I don't watch Doctor Who but that is a great article.

This bit particularly resonated: "But, then, BBC Studios made the classic embarrassing middle-aged error of assuming a loud, small group of young people are representative of all young people."

This is rife not just across the BBC but across many of our organisations, including the Labour Party.

Goosefoot · 27/12/2019 03:12

I really was not keen on the lesbian lizard lady. That whole set of storylines, they did't make a lot of sense, and they didn't seem possible. Which seems like a weird thing, but if I compare it say to the first new episode, with the living plastic mannikins - that seemed plausible. Crazy alien plastic coming alive in modern London. I had a formative experience as a child when I tried to shake hands with a mannikin and the hand came off - that episode was the stuff of nightmares for me.

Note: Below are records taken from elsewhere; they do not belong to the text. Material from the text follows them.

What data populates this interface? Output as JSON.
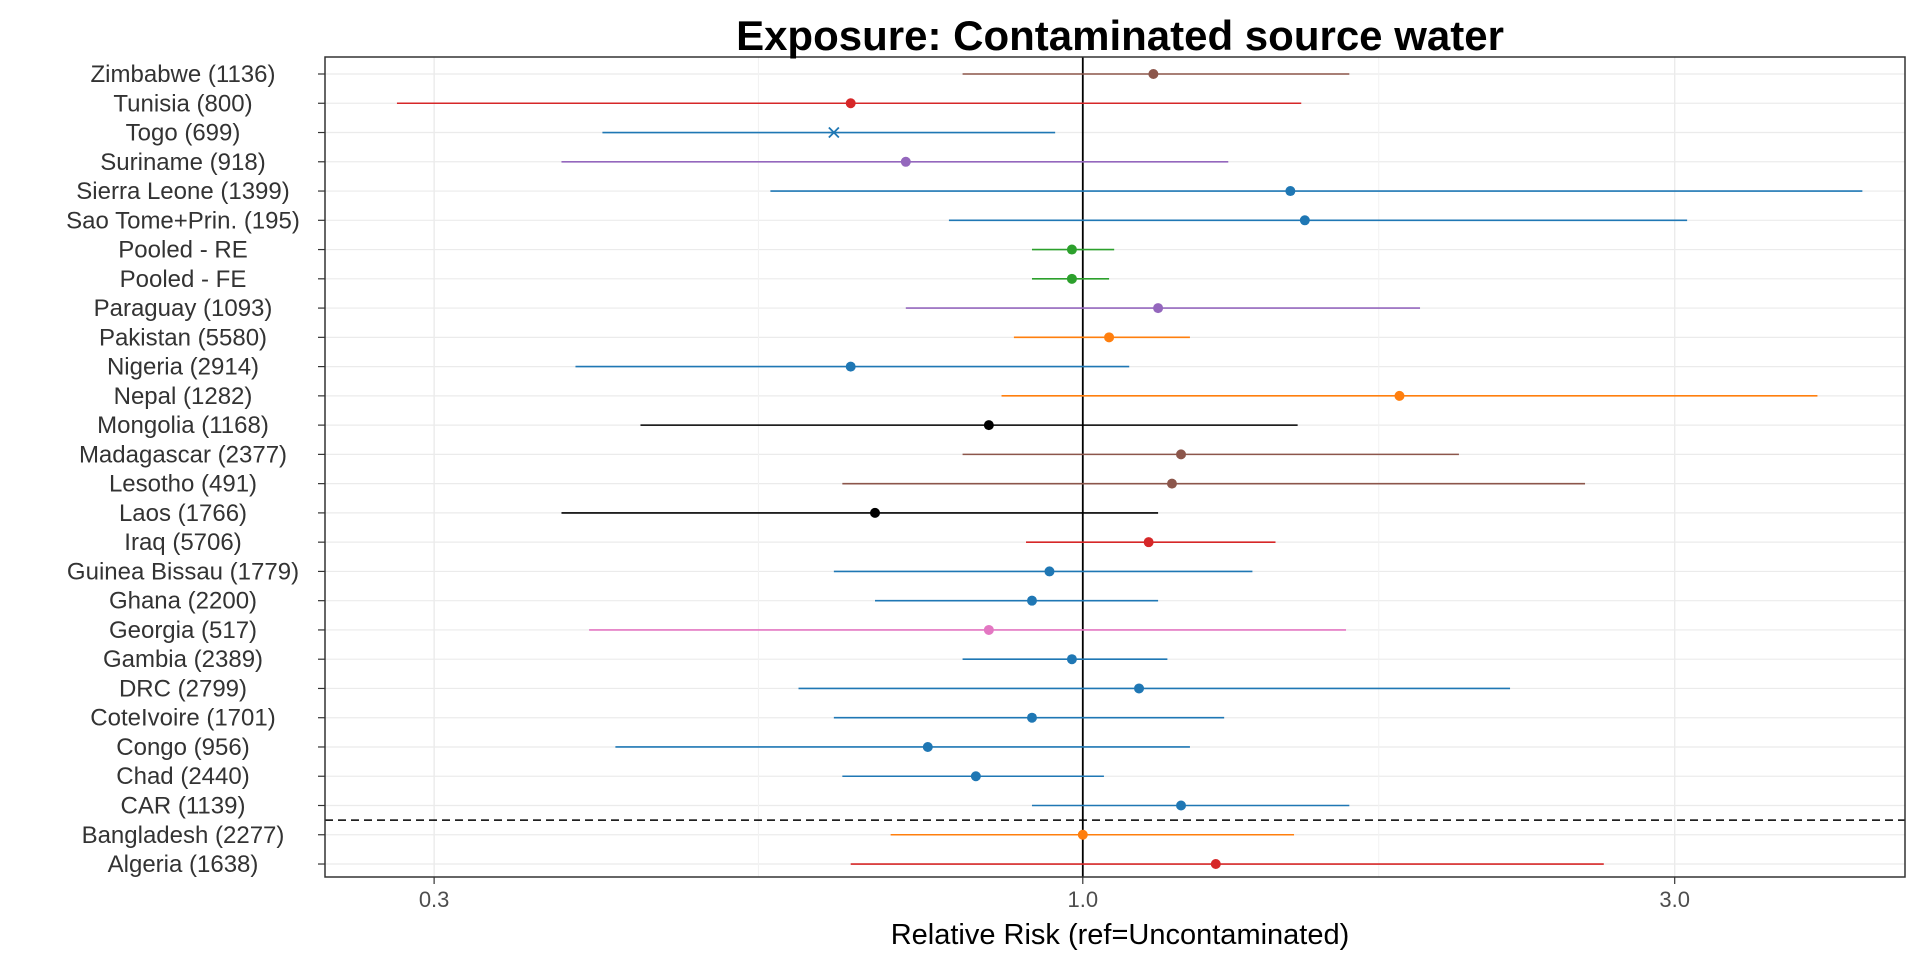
{
  "chart_data": {
    "type": "forest",
    "title": "Exposure: Contaminated source water",
    "xlabel": "Relative Risk (ref=Uncontaminated)",
    "ylabel": "",
    "x_scale": "log",
    "xlim": [
      0.245,
      4.6
    ],
    "x_ticks": [
      {
        "value": 0.3,
        "label": "0.3"
      },
      {
        "value": 1.0,
        "label": "1.0"
      },
      {
        "value": 3.0,
        "label": "3.0"
      }
    ],
    "reference_line": 1.0,
    "separator_between": [
      "CAR (1139)",
      "Bangladesh (2277)"
    ],
    "grid": true,
    "legend": "none",
    "rows": [
      {
        "label": "Zimbabwe (1136)",
        "estimate": 1.14,
        "lower": 0.8,
        "upper": 1.64,
        "color": "#8c564b",
        "marker": "dot"
      },
      {
        "label": "Tunisia (800)",
        "estimate": 0.65,
        "lower": 0.28,
        "upper": 1.5,
        "color": "#d62728",
        "marker": "dot"
      },
      {
        "label": "Togo (699)",
        "estimate": 0.63,
        "lower": 0.41,
        "upper": 0.95,
        "color": "#1f77b4",
        "marker": "cross"
      },
      {
        "label": "Suriname (918)",
        "estimate": 0.72,
        "lower": 0.38,
        "upper": 1.31,
        "color": "#9467bd",
        "marker": "dot"
      },
      {
        "label": "Sierra Leone (1399)",
        "estimate": 1.47,
        "lower": 0.56,
        "upper": 4.25,
        "color": "#1f77b4",
        "marker": "dot"
      },
      {
        "label": "Sao Tome+Prin. (195)",
        "estimate": 1.51,
        "lower": 0.78,
        "upper": 3.07,
        "color": "#1f77b4",
        "marker": "dot"
      },
      {
        "label": "Pooled - RE",
        "estimate": 0.98,
        "lower": 0.91,
        "upper": 1.06,
        "color": "#2ca02c",
        "marker": "dot"
      },
      {
        "label": "Pooled - FE",
        "estimate": 0.98,
        "lower": 0.91,
        "upper": 1.05,
        "color": "#2ca02c",
        "marker": "dot"
      },
      {
        "label": "Paraguay (1093)",
        "estimate": 1.15,
        "lower": 0.72,
        "upper": 1.87,
        "color": "#9467bd",
        "marker": "dot"
      },
      {
        "label": "Pakistan (5580)",
        "estimate": 1.05,
        "lower": 0.88,
        "upper": 1.22,
        "color": "#ff7f0e",
        "marker": "dot"
      },
      {
        "label": "Nigeria (2914)",
        "estimate": 0.65,
        "lower": 0.39,
        "upper": 1.09,
        "color": "#1f77b4",
        "marker": "dot"
      },
      {
        "label": "Nepal (1282)",
        "estimate": 1.8,
        "lower": 0.86,
        "upper": 3.91,
        "color": "#ff7f0e",
        "marker": "dot"
      },
      {
        "label": "Mongolia (1168)",
        "estimate": 0.84,
        "lower": 0.44,
        "upper": 1.49,
        "color": "#000000",
        "marker": "dot"
      },
      {
        "label": "Madagascar (2377)",
        "estimate": 1.2,
        "lower": 0.8,
        "upper": 2.01,
        "color": "#8c564b",
        "marker": "dot"
      },
      {
        "label": "Lesotho (491)",
        "estimate": 1.18,
        "lower": 0.64,
        "upper": 2.54,
        "color": "#8c564b",
        "marker": "dot"
      },
      {
        "label": "Laos (1766)",
        "estimate": 0.68,
        "lower": 0.38,
        "upper": 1.15,
        "color": "#000000",
        "marker": "dot"
      },
      {
        "label": "Iraq (5706)",
        "estimate": 1.13,
        "lower": 0.9,
        "upper": 1.43,
        "color": "#d62728",
        "marker": "dot"
      },
      {
        "label": "Guinea Bissau (1779)",
        "estimate": 0.94,
        "lower": 0.63,
        "upper": 1.37,
        "color": "#1f77b4",
        "marker": "dot"
      },
      {
        "label": "Ghana (2200)",
        "estimate": 0.91,
        "lower": 0.68,
        "upper": 1.15,
        "color": "#1f77b4",
        "marker": "dot"
      },
      {
        "label": "Georgia (517)",
        "estimate": 0.84,
        "lower": 0.4,
        "upper": 1.63,
        "color": "#e377c2",
        "marker": "dot"
      },
      {
        "label": "Gambia (2389)",
        "estimate": 0.98,
        "lower": 0.8,
        "upper": 1.17,
        "color": "#1f77b4",
        "marker": "dot"
      },
      {
        "label": "DRC (2799)",
        "estimate": 1.11,
        "lower": 0.59,
        "upper": 2.21,
        "color": "#1f77b4",
        "marker": "dot"
      },
      {
        "label": "CoteIvoire (1701)",
        "estimate": 0.91,
        "lower": 0.63,
        "upper": 1.3,
        "color": "#1f77b4",
        "marker": "dot"
      },
      {
        "label": "Congo (956)",
        "estimate": 0.75,
        "lower": 0.42,
        "upper": 1.22,
        "color": "#1f77b4",
        "marker": "dot"
      },
      {
        "label": "Chad (2440)",
        "estimate": 0.82,
        "lower": 0.64,
        "upper": 1.04,
        "color": "#1f77b4",
        "marker": "dot"
      },
      {
        "label": "CAR (1139)",
        "estimate": 1.2,
        "lower": 0.91,
        "upper": 1.64,
        "color": "#1f77b4",
        "marker": "dot"
      },
      {
        "label": "Bangladesh (2277)",
        "estimate": 1.0,
        "lower": 0.7,
        "upper": 1.48,
        "color": "#ff7f0e",
        "marker": "dot"
      },
      {
        "label": "Algeria (1638)",
        "estimate": 1.28,
        "lower": 0.65,
        "upper": 2.63,
        "color": "#d62728",
        "marker": "dot"
      }
    ]
  }
}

But lizard ladies and dinosaurs in Victorian London - that's the past, right? We'd have heard of that.

Pandering to the hardcore fanbase landed us with the Matt Smith era; overly-complicated stories written purely for geeks where the casual viewer had to wait to hear Smith's last-minute explanation to understand what the hell had happened in the previous hour.

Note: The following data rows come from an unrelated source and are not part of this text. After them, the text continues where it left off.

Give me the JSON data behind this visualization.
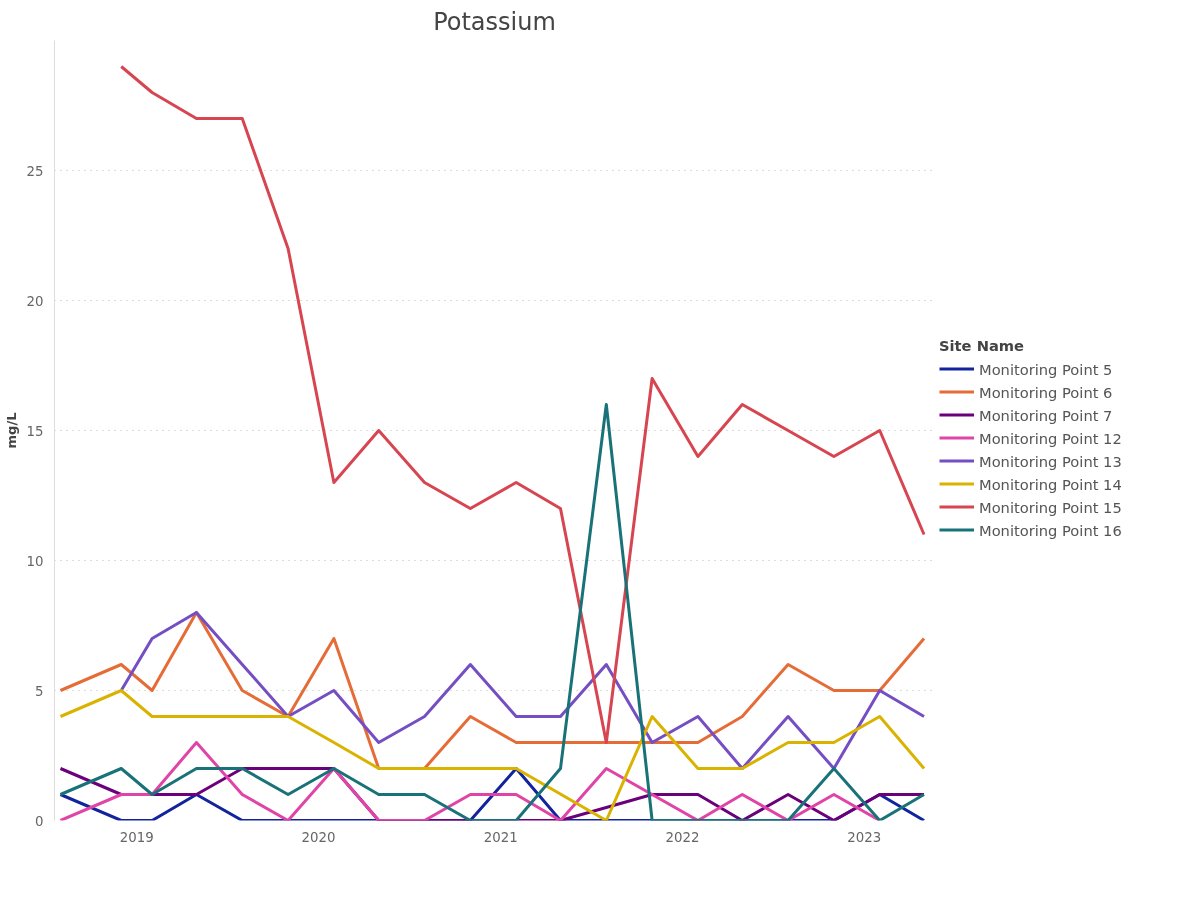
{
  "chart_data": {
    "type": "line",
    "title": "Potassium",
    "ylabel": "mg/L",
    "legend_title": "Site Name",
    "legend": "right",
    "grid": "y",
    "line_style": "solid",
    "marker": "none",
    "x": [
      "2018-08",
      "2018-12",
      "2019-02",
      "2019-05",
      "2019-08",
      "2019-11",
      "2020-02",
      "2020-05",
      "2020-08",
      "2020-11",
      "2021-02",
      "2021-05",
      "2021-08",
      "2021-11",
      "2022-02",
      "2022-05",
      "2022-08",
      "2022-11",
      "2023-02",
      "2023-05"
    ],
    "xlim": [
      "2018-07-20",
      "2023-05-22"
    ],
    "xticks": [
      {
        "value": "2019",
        "label": "2019"
      },
      {
        "value": "2020",
        "label": "2020"
      },
      {
        "value": "2021",
        "label": "2021"
      },
      {
        "value": "2022",
        "label": "2022"
      },
      {
        "value": "2023",
        "label": "2023"
      }
    ],
    "ylim": [
      0,
      30
    ],
    "yticks": [
      0,
      5,
      10,
      15,
      20,
      25
    ],
    "series": [
      {
        "name": "Monitoring Point 5",
        "color": "#12239e",
        "values": [
          1,
          0,
          0,
          1,
          0,
          0,
          0,
          0,
          0,
          0,
          2,
          0,
          0,
          0,
          0,
          0,
          0,
          0,
          1,
          0
        ]
      },
      {
        "name": "Monitoring Point 6",
        "color": "#e66c37",
        "values": [
          5,
          6,
          5,
          8,
          5,
          4,
          7,
          2,
          2,
          4,
          3,
          3,
          3,
          3,
          3,
          4,
          6,
          5,
          5,
          7
        ]
      },
      {
        "name": "Monitoring Point 7",
        "color": "#6b007b",
        "x": [
          "2018-08",
          "2018-12",
          "2019-02",
          "2019-05",
          "2019-08",
          "2019-11",
          "2020-02",
          "2020-05",
          "2020-08",
          "2020-11",
          "2021-02",
          "2021-05",
          "2021-11",
          "2022-02",
          "2022-05",
          "2022-08",
          "2022-11",
          "2023-02",
          "2023-05"
        ],
        "values": [
          2,
          1,
          1,
          1,
          2,
          2,
          2,
          0,
          0,
          0,
          0,
          0,
          1,
          1,
          0,
          1,
          0,
          1,
          1
        ]
      },
      {
        "name": "Monitoring Point 12",
        "color": "#e044a7",
        "x": [
          "2018-08",
          "2018-12",
          "2019-02",
          "2019-05",
          "2019-08",
          "2019-11",
          "2020-02",
          "2020-05",
          "2020-08",
          "2020-11",
          "2021-02",
          "2021-05",
          "2021-08",
          "2022-02",
          "2022-05",
          "2022-08",
          "2022-11",
          "2023-02"
        ],
        "values": [
          0,
          1,
          1,
          3,
          1,
          0,
          2,
          0,
          0,
          1,
          1,
          0,
          2,
          0,
          1,
          0,
          1,
          0
        ]
      },
      {
        "name": "Monitoring Point 13",
        "color": "#744ec2",
        "x": [
          "2018-12",
          "2019-02",
          "2019-05",
          "2019-08",
          "2019-11",
          "2020-02",
          "2020-05",
          "2020-08",
          "2020-11",
          "2021-02",
          "2021-05",
          "2021-08",
          "2021-11",
          "2022-02",
          "2022-05",
          "2022-08",
          "2022-11",
          "2023-02",
          "2023-05"
        ],
        "values": [
          5,
          7,
          8,
          6,
          4,
          5,
          3,
          4,
          6,
          4,
          4,
          6,
          3,
          4,
          2,
          4,
          2,
          5,
          4
        ]
      },
      {
        "name": "Monitoring Point 14",
        "color": "#d9b300",
        "x": [
          "2018-08",
          "2018-12",
          "2019-02",
          "2019-05",
          "2019-08",
          "2019-11",
          "2020-02",
          "2020-05",
          "2020-08",
          "2020-11",
          "2021-02",
          "2021-08",
          "2021-11",
          "2022-02",
          "2022-05",
          "2022-08",
          "2022-11",
          "2023-02",
          "2023-05"
        ],
        "values": [
          4,
          5,
          4,
          4,
          4,
          4,
          3,
          2,
          2,
          2,
          2,
          0,
          4,
          2,
          2,
          3,
          3,
          4,
          2
        ]
      },
      {
        "name": "Monitoring Point 15",
        "color": "#d64550",
        "x": [
          "2018-12",
          "2019-02",
          "2019-05",
          "2019-08",
          "2019-11",
          "2020-02",
          "2020-05",
          "2020-08",
          "2020-11",
          "2021-02",
          "2021-05",
          "2021-08",
          "2021-11",
          "2022-02",
          "2022-05",
          "2022-08",
          "2022-11",
          "2023-02",
          "2023-05"
        ],
        "values": [
          29,
          28,
          27,
          27,
          22,
          13,
          15,
          13,
          12,
          13,
          12,
          3,
          17,
          14,
          16,
          15,
          14,
          15,
          11
        ]
      },
      {
        "name": "Monitoring Point 16",
        "color": "#197278",
        "values": [
          1,
          2,
          1,
          2,
          2,
          1,
          2,
          1,
          1,
          0,
          0,
          2,
          16,
          0,
          0,
          0,
          0,
          2,
          0,
          1
        ]
      }
    ]
  }
}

I was a pretty dedicated viewer though not a "fan" I tuned in reliably every week. And I usually like complicated, even slow plotting, and plots that extend over seasons rather than being very episodic. But many of those episodes confused the hell out of me, and the series were very over-written, disappearing up their own arses. It seemed toward the end that they was nothing ever really new or different it was all completely self-referential, like a sort of black hole crushed it all down into a tiny speck.

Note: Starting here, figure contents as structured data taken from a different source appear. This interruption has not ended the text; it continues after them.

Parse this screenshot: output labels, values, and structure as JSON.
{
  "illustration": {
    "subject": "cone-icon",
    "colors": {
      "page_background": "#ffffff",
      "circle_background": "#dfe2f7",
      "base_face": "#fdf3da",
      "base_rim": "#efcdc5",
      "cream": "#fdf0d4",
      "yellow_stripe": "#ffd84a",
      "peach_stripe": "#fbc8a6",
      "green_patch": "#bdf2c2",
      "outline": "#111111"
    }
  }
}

I think I watched the first Carpaldi season and then I said enough is enough.

Goosefoot · 27/12/2019 03:17

I thought the writer's perception that some fans felt the stories were there to serve a moral purpose was interesting.

I've noticed this a lot, you can't have a story that's morally ambiguous these days. Actually I am thinking too about the other discussion about A Christmas Carol, and I think that comes into this sense that people have that stories in film and books are being used as social activism more than real storytelling, be it in terms of casting, or including social issues in the plot, whatever.